Se nel redigere il progetto del monumento a papa Wojtyla, l’architetto non avesse previsto la croce sovrastante nessuno ci avrebbe fatto caso. Le mamme di Ploermel in Bretagna ai loro bambini avrebbero raccontato la storia del papa polacco senza difficoltà. Oggi che la croce deve essere abbattuta è difficile soffocare un moto di dolore e di imbarazzo.

La nazione che fu la “primogenita della Chiesa” si vergogna forse di cose di cui dovrebbe vantarsi? Crede che quel legno incrociato la renda meno laica, più razionale, più capace di comprensione e di fratellanza? Eppure senza quella croce non esisterebbe san Giovanni Paolo II. E prima di lui i francesi Giovanna d’ Arco, Vincenzo de Paoli, Bernadette Soubirous, san Luigi re di Francia. I santi non sono mai solo uomini di fede, non appartengono solo alla Chiesa. Non dividono, uniscono. Quando si è trattato di amare e di servire non sono andati troppo per il sottile, non hanno badato alle differenze. Quando c’era da aiutare gli uomini, si sono piegati su di loro senza chiedersi se fossero laici o credenti, buoni o cattivi, giovani o vecchi. I santi non si lasciano incatenare da niente e da nessuno. Seguono un itineraio sconosciuto ai comuni mortali e tante volte a se stessi, in preda a una febbre che li obbliga ad amare gli uomini come il Signore che adorano chiede loro, cioè fino al martirio, cruento o incuento che sia.

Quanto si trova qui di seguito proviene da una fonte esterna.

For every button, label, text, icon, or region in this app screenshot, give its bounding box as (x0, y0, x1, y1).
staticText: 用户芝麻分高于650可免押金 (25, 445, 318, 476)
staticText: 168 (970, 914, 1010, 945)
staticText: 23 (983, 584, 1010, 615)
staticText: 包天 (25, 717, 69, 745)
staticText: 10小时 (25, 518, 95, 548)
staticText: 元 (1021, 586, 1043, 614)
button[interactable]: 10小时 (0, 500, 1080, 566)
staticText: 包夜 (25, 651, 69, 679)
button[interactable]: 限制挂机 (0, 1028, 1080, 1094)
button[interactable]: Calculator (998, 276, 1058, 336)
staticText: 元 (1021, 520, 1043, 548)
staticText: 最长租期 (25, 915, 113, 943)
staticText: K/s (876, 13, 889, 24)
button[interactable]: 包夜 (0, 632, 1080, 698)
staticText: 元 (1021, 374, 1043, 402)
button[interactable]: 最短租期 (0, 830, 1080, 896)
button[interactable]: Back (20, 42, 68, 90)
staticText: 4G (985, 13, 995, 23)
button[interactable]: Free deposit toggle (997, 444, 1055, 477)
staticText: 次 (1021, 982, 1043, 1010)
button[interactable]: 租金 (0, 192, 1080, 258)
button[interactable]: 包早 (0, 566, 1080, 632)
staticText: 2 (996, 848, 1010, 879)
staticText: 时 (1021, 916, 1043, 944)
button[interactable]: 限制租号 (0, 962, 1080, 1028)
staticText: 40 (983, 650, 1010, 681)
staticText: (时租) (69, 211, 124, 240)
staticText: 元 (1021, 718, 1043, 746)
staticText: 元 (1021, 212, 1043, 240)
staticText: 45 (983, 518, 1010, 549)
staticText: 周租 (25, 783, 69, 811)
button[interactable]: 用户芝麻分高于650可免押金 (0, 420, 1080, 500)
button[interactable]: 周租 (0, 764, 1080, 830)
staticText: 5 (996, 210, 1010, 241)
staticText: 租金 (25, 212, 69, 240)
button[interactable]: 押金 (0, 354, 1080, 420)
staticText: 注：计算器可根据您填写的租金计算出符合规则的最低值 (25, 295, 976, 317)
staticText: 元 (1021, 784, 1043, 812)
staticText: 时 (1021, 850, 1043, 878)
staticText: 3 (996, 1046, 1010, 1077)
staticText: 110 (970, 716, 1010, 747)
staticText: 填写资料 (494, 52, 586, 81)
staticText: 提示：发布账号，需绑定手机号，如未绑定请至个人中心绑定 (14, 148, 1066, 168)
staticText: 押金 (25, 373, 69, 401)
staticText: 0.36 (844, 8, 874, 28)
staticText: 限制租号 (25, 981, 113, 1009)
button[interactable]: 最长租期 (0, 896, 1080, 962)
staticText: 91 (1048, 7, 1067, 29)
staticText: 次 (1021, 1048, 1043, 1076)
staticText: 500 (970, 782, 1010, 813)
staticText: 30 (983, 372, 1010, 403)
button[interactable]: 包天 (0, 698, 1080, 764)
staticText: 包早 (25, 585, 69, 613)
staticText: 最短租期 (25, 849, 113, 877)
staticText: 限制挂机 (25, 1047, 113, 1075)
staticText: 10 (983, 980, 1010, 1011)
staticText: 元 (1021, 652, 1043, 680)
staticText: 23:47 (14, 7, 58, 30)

Quei santi senza l’Uomo della croce scompaiono come neve al sole. Se si vuole parlare di loro non si può non parlare di Lui, del Cristo crocifisso. E se si vuole raffigurarli in qualche modo, pur facendo attenzione, di certo da qualche parte spuntano i due pali sui quali fu tormentato e morì il crocifisso. “ Non abbiate paura” di quella croce. Essa ci obbliga ad amare, ci vieta di odiare. E l’ odio, lo sappiamo tutti, è il vero, spaventoso nemico della nostra bella umanità.